The deformation of the Whitham systems in the almost linear case
We consider the deformation of the Whitham systems in the case when the initial system is close to linear one. It appears that the deformation procedure should be modified in this special case to make all the constructions stable in the linear limit. We suggest here the special deformation scheme which gives the stable deformation of the Whitham system for the almost linear initial systems.
💡 Research Summary
The paper addresses a subtle but important limitation of the classical Whitham modulation theory when the underlying partial differential equation is close to a linear one. In the standard Whitham approach one expands a multi‑phase (or multi‑periodic) solution in slow variables, derives averaged equations for the parameters (phase, amplitude, wave‑number, etc.), and then constructs higher‑order corrections. This procedure assumes that the nonlinear terms are sufficiently strong so that the hierarchy of scales is well‑separated and the higher‑order corrections remain bounded. When the original system is “almost linear” – i.e., the non‑linear terms are multiplied by a small parameter ε or the wave amplitude is very small – the usual expansion becomes singular: the higher‑order correction terms start to mix with the eigen‑modes of the linearized problem, leading to loss of orthogonality, spurious resonances and, ultimately, divergence of the series as ε→0. Consequently the Whitham‑averaged equations no longer reduce to the correct linear limit, making the method unreliable for weakly‑nonlinear regimes that are common in optics, plasma physics, shallow‑water waves, etc.
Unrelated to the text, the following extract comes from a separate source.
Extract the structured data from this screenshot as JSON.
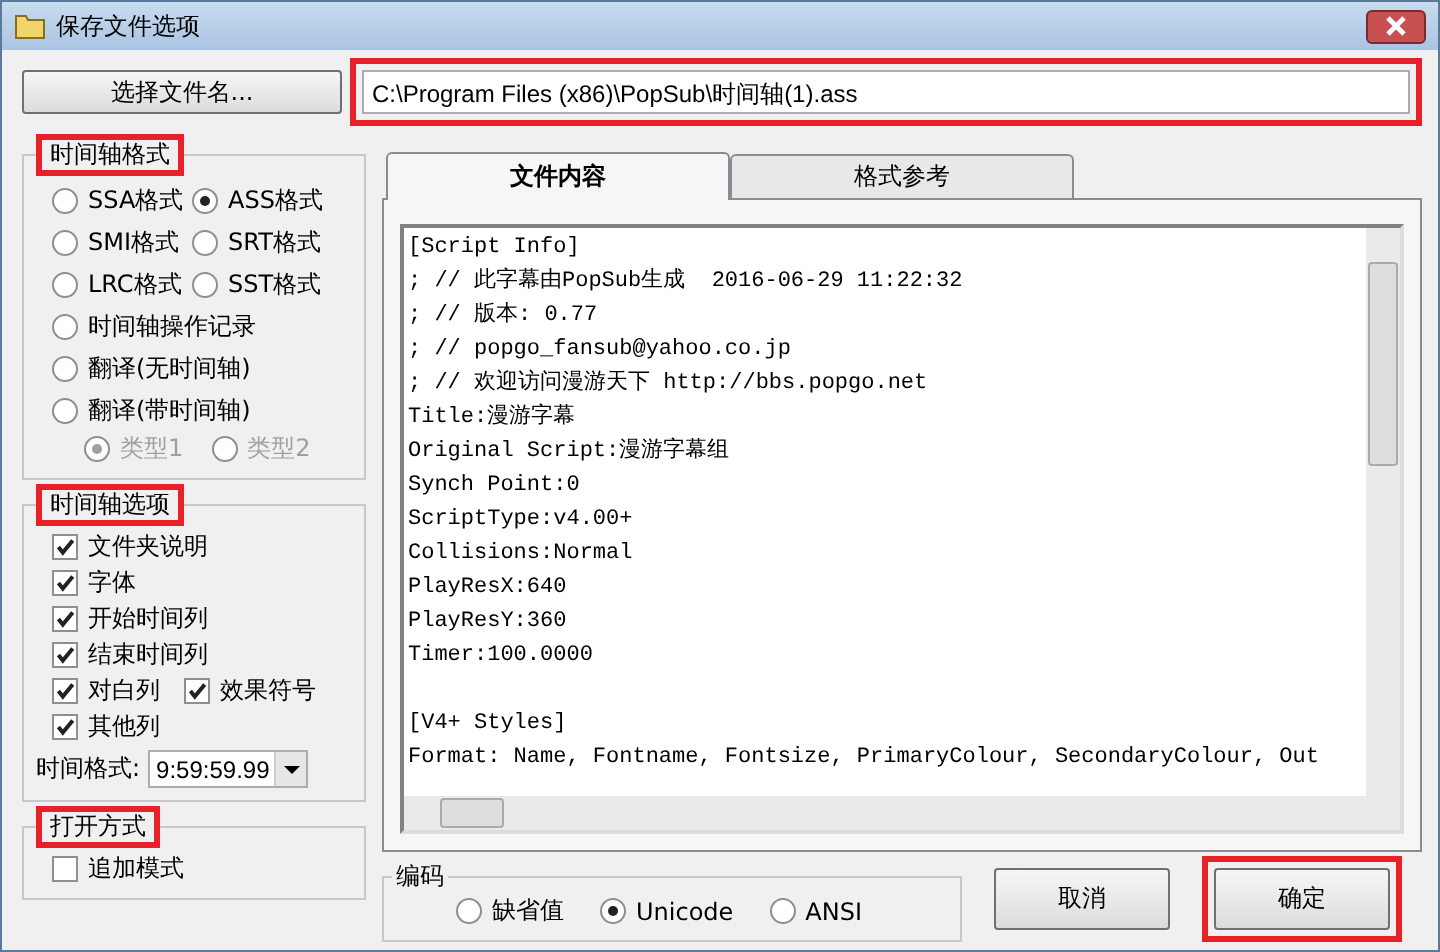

To resolve this, the author proposes a modified deformation scheme specifically designed for the almost‑linear case. The key idea is to enforce a stricter normalization (orthogonality) condition on the correction terms so that they are projected onto the subspace orthogonal to the linear eigen‑functions. Practically this is achieved by introducing auxiliary variables – a combined phase‑amplitude coordinate – and by reformulating the variational principle that underlies the Whitham averaging. The deformation proceeds in two stages: (1) the leading‑order Whitham equations are derived exactly as in the classical theory, but the dependence of the linear dispersion relation on the slow parameters is retained explicitly; (2) the nonlinear correction terms are rewritten as a “secondary flow” and a regularization operator is applied that removes any component parallel to the linear modes. As a result the higher‑order terms contain only the residual part that does not interfere with the linear solution, guaranteeing that in the limit ε→0 the averaged system collapses smoothly to the original linear PDE.
The paper supplies a rigorous mathematical justification. Using multi‑scale expansions together with the averaging theorem, the author proves that the deformed Whitham system approximates the exact solution up to O(εⁿ) for any prescribed order n, and that the approximation is continuous in ε, i.e., the limit ε→0 exists and coincides with the linear solution. The theory is illustrated on concrete examples: a Korteweg‑de Vries‑type equation with a small cubic nonlinearity and a nonlinear Schrödinger equation with a weak Kerr term. Numerical experiments confirm that the classical Whitham expansion exhibits growing errors and non‑physical oscillations as the nonlinearity weakens, whereas the new scheme remains stable, the higher‑order corrections stay bounded, and the long‑time evolution matches the exact linear dynamics when ε is taken to zero.
Beyond the technical contribution, the work has broader implications. Many physical systems operate in regimes where nonlinearity is present but weak, and accurate modulation equations are essential for predicting envelope dynamics, stability thresholds, and energy transfer. By providing a deformation that is robust in the linear limit, the author extends the applicability of Whitham theory to these practically relevant situations. Moreover, the methodology – enforcing orthogonality through auxiliary variables and a variational regularization – offers a template for further generalizations, such as mixed linear‑nonlinear dispersive systems, multi‑component fields, or stochastic perturbations.
In summary, the paper identifies the failure mode of the standard Whitham deformation in the almost‑linear case, constructs a mathematically sound and numerically verified alternative deformation scheme, and demonstrates that this scheme yields a stable, consistent set of modulation equations that correctly reduce to the linear limit while retaining the ability to incorporate higher‑order weakly‑nonlinear effects. This advances both the theoretical foundation and the practical utility of Whitham modulation theory.